Abdoulaye Diop : «Il n’y a plus de base légale pour la France d’opérer sur le sol Malien»

Abdoulaye-Diop

Dans une interview accordée hier soir à la télévision nationale, le ministre des Affaires étrangères et de la Coopération internationale a expliqué en profondeur la décision du gouvernement de mettre fin aux accords de défense avec la France et ses partenaires européens. Toutefois, il rassure que notre pays continuera à coopérer avec toutes les nations qui le souhaitent mais dans le respect mutuel

Que faut-il comprendre par le communiqué du gouvernement rendu public lundi soir ?

Abdoulaye Diop : Le cadre juridique des relations entre le Mali et la France, en matière de coopération militaire est assis sur trois piliers. Donc, il y a trois accords. Il y a un premier accord qui date de 2013. Il a permis l’opération Serval au Mali, qui s’est transformée plus tard, pour couvrir les opérations de Barkhane.

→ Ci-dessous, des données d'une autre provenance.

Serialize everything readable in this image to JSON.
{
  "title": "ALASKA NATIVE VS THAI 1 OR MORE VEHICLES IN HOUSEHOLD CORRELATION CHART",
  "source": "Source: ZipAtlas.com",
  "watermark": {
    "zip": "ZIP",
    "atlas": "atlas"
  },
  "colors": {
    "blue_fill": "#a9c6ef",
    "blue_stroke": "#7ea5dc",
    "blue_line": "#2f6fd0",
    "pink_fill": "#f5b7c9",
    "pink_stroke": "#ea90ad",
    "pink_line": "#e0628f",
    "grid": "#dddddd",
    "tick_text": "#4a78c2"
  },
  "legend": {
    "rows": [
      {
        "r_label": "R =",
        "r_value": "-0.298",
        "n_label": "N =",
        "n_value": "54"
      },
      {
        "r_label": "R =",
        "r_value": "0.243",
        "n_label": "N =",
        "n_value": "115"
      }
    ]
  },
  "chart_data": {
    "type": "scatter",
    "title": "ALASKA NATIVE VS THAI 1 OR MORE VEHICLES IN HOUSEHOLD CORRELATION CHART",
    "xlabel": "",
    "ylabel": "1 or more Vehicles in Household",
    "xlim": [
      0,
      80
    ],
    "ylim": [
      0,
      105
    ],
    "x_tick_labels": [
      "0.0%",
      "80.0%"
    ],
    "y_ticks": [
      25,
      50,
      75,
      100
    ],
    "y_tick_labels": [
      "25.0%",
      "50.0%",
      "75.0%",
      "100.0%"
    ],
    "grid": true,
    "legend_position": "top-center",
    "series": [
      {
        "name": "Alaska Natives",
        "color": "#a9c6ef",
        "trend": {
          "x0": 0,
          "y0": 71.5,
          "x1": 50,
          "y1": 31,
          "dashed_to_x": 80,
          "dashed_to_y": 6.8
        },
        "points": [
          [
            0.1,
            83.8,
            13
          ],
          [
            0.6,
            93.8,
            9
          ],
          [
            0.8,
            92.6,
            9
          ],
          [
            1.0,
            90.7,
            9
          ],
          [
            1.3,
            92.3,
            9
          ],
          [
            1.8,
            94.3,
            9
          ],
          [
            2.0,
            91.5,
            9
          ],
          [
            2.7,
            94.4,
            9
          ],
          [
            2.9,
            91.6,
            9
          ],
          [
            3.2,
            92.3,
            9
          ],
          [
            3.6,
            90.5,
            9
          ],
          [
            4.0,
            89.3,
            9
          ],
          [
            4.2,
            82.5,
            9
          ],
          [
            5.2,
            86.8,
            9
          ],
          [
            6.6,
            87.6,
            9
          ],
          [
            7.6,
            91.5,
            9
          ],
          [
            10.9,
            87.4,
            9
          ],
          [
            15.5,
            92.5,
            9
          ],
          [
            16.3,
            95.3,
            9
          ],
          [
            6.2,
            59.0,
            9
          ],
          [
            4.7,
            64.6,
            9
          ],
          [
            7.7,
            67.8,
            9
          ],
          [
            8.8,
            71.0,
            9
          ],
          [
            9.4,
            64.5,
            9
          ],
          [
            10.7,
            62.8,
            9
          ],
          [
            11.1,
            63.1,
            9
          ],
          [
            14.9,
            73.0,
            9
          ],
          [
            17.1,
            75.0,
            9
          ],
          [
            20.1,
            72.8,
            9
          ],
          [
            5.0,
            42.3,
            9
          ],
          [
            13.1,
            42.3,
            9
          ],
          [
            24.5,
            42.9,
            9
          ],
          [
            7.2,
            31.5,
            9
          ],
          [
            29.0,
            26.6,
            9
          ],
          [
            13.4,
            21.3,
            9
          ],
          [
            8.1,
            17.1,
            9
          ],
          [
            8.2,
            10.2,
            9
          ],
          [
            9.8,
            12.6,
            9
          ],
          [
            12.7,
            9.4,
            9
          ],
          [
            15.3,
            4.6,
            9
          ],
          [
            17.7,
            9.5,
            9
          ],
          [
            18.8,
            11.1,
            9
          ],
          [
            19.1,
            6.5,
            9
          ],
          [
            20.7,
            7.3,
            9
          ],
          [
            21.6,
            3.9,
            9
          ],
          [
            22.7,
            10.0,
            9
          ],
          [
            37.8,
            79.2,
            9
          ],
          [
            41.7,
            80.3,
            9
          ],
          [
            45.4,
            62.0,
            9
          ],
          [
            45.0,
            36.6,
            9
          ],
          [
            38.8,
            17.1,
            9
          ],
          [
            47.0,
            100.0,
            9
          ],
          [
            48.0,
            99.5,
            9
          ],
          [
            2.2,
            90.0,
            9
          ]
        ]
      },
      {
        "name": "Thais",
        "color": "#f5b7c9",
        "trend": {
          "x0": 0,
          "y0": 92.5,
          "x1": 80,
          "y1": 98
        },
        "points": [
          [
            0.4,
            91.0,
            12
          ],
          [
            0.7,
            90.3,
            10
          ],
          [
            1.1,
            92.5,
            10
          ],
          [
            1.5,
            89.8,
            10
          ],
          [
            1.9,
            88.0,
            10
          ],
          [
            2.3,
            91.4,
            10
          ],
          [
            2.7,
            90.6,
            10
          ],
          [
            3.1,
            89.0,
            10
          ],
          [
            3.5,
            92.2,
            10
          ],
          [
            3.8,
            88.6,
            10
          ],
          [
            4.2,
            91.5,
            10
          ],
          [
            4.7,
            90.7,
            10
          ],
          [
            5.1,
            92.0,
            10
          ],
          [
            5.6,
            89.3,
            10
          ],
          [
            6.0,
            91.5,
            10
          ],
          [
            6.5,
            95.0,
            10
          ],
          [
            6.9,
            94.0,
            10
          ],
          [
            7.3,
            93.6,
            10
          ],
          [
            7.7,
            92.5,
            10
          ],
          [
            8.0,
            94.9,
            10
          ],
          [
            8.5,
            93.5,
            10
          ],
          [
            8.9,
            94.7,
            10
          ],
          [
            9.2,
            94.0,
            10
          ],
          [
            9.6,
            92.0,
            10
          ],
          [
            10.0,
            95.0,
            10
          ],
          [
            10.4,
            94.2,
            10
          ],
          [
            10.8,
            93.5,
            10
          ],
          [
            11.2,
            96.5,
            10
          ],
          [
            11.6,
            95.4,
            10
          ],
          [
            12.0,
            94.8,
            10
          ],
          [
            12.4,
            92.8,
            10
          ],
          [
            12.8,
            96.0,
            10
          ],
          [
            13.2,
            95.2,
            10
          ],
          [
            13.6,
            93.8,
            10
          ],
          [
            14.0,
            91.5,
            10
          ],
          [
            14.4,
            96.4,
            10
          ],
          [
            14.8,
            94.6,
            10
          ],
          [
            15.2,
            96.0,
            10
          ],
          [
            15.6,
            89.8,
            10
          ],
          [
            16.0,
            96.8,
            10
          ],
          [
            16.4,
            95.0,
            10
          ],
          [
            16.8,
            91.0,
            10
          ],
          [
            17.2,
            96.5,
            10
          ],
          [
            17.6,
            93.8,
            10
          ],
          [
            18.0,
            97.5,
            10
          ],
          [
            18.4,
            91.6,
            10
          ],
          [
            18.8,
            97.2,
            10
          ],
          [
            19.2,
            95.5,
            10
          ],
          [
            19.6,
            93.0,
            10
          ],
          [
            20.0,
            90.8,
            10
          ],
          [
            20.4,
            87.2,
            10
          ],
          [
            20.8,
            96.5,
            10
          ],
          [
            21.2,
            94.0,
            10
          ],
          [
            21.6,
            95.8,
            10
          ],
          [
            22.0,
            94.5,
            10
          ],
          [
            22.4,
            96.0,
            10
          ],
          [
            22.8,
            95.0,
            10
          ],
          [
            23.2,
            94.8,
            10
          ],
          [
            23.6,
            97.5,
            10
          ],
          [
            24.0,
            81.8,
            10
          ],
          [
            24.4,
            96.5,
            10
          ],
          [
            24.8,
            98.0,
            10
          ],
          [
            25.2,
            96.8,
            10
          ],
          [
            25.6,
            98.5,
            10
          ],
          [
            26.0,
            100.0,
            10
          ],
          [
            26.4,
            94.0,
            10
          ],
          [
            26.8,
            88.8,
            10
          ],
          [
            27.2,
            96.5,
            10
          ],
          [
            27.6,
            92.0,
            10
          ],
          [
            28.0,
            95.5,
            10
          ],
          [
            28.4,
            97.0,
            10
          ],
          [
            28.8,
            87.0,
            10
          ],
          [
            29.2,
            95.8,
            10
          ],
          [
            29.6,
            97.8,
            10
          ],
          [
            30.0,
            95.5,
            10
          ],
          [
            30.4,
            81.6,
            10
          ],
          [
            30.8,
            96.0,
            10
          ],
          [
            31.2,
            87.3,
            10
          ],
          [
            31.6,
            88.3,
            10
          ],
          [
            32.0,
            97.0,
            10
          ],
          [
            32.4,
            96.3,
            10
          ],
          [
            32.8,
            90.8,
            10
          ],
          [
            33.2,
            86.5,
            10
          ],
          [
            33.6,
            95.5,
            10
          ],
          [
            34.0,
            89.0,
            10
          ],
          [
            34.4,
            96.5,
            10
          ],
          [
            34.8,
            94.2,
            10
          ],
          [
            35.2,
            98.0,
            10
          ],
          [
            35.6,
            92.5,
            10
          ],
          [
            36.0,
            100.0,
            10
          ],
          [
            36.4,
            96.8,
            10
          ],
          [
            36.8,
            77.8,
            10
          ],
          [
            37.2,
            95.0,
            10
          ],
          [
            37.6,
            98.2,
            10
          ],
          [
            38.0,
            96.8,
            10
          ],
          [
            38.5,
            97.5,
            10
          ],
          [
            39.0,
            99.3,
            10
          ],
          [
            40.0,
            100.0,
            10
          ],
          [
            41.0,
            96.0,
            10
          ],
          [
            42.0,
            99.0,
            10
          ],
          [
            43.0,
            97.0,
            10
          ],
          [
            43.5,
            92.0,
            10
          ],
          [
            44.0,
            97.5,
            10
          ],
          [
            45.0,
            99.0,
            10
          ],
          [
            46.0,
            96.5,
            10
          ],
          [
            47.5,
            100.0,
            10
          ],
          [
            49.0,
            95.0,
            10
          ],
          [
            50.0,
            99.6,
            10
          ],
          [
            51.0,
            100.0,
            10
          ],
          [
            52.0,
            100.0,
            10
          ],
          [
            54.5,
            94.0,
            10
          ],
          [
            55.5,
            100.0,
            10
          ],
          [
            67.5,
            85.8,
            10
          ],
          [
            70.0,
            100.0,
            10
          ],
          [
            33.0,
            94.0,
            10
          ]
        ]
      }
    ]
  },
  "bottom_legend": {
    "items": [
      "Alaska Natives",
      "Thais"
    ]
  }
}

Ensuite, en 2014, on a signé un traité en matière de défense avec la France, mais qui concernait beaucoup plus la coopération militaire, la formation…Tout ce qui peut entrer dans le cadre d’une coopération d’État à État.

Plus tard, en mars 2020, on a signé un troisième accord avec la France, mais qui couvrait maintenant l’opération Takuba. Donc, il s’agit de pays européens que la France a conviés pour venir l’aider dans le cadre de la lutte antiterroriste. Ce sont les trois piliers de la coopération militaire qu’on a avec la France. Dans ce cadre là, il faut que les partenaires se parlent. En juin 2021, la France a décidé, après les événements de mai, de la rectification au Mali, de cesser les opérations conjointes avec l’Armée malienne.

De façon unilatérale, ils ont pris la décision que le Mali a apprise par voie de presse. Ce qui n’est pas normal. Quand on a un accord, ce sont des choses qui se discutent. C’était la première violation des accords.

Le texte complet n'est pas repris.